647. “(I Washed My Hands in) Muddy Water,” Johnny Rivers. Songwriter: Joe Babcock; #19 pop; 1966. Songwriter Joe Babcock joined The Glaser Brothers in 1959 and that group regularly toured with Marty Robbins in the early 1960s. Tired of the road and the $25 per show wages, Babcock settled in Nashville in 1965 to run Robbins’ publishing company. “I Washed My Hands in Muddy Water,” a tale of a second generation convict, was Babcock’s only hit writing credit – Stonewall Jackson took the song to #8 on the country charts and it was a Top 20 pop hit for Johnny Rivers in 1966. You can hear Rivers’ Southern roots on the vocals of this song. Rivers, “I brought Southern Louisiana blues and real rock ‘n’ roll to the Sunset Strip.” Regarding the title and message of this song, when this author was five years old, he couldn’t imagine a deeper philosophical statement.

646. “It’s the Same Old Song,” The Four Tops. Songwriters: Brian Holland, Lamont Dozier, Eddie Holland; #5 pop/#2 R&B; 1965. After the success of “I Can’t Help Myself,” Berry Gordy was pushing their songwriting team for an immediate followup. Lyrically, they moved from infatuation to breakup. Four Tops tenor Abdul “Duke” Fakir, “Lamont Dozier and I were both a little tipsy and he was changing the channels on the radio. He said, ‘It sounds like the same old song.’ And then he said, ‘Wait a minute.’ So, he took ‘I Can’t Help Myself (Sugar Pie Honey Bunch)’ and reversed it using the same chord changes. The next day, we went to the studio and recorded it, and then they put it on acetate, shipped it out to disc jockeys across the country.” Lamont Dozier, “I took the bass figure in ‘I Can’t Help Myself’ and turned it around. The chords were different, but basically we kept the same feeling. It worked.”

645. “Hush,” Deep Purple. Songwriter: Joe South; #4 pop; 1968. Songwriter Joe South recorded “Hush” in 1967 as a Southern soul record, a funky number with a blaring horn section. Jon Lord of Deep Purple, “It was a minor dancehall hit in England. It was played in the rock clubs. All we did was we took that rhythm and exaggerated it. And I did this weird thing, I hit the organ keys like bongos. It made those weird sounds that you hear at the beginning. There was no real attempt to do a hit record. It was a track that was meant for the album. And the guy at the record company here in the States, he said, ‘That’s a hit.’” Ian Paice, ““Hush”, the single, everyone knew, and whatever we did to it, they seemed to like, and it became a big hit. We went over there (to the States) for our first tour and thought we’d made it – only to discover that it’s not quite that easy.”

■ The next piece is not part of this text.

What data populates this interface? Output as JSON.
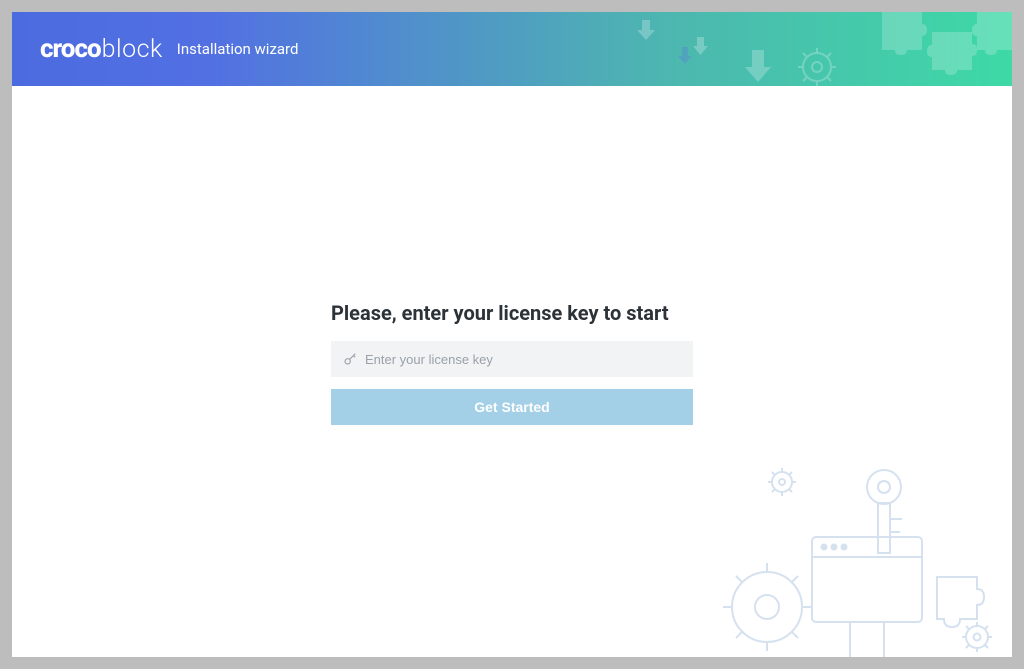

644. “Give It Up or Turnit a Loose,” James Brown. Songwriter: Charles Bobbit; #15 pop/#1 R&B; 1969. “Give It Up” was recorded twice by James, first as a 1969 single, then later as a six plus minute album track. Brown’s explorations into stripped down tension and release funk sounded like nothing else in popular music. Alexander Stewart, “The main guitar ostinatos for ‘Ain’t It Funky’ and ‘Give It Up or Turn It Loose’ are examples of Brown’s refinement of New Orleans funk; irresistibly danceable riffs, stripped down to their rhythmic essence. On both recordings the tonal structure is bare bones. The pattern of attack-points is the emphasis, not the pattern of pitches. It’s as if the guitar is an African drum, or idiophone.”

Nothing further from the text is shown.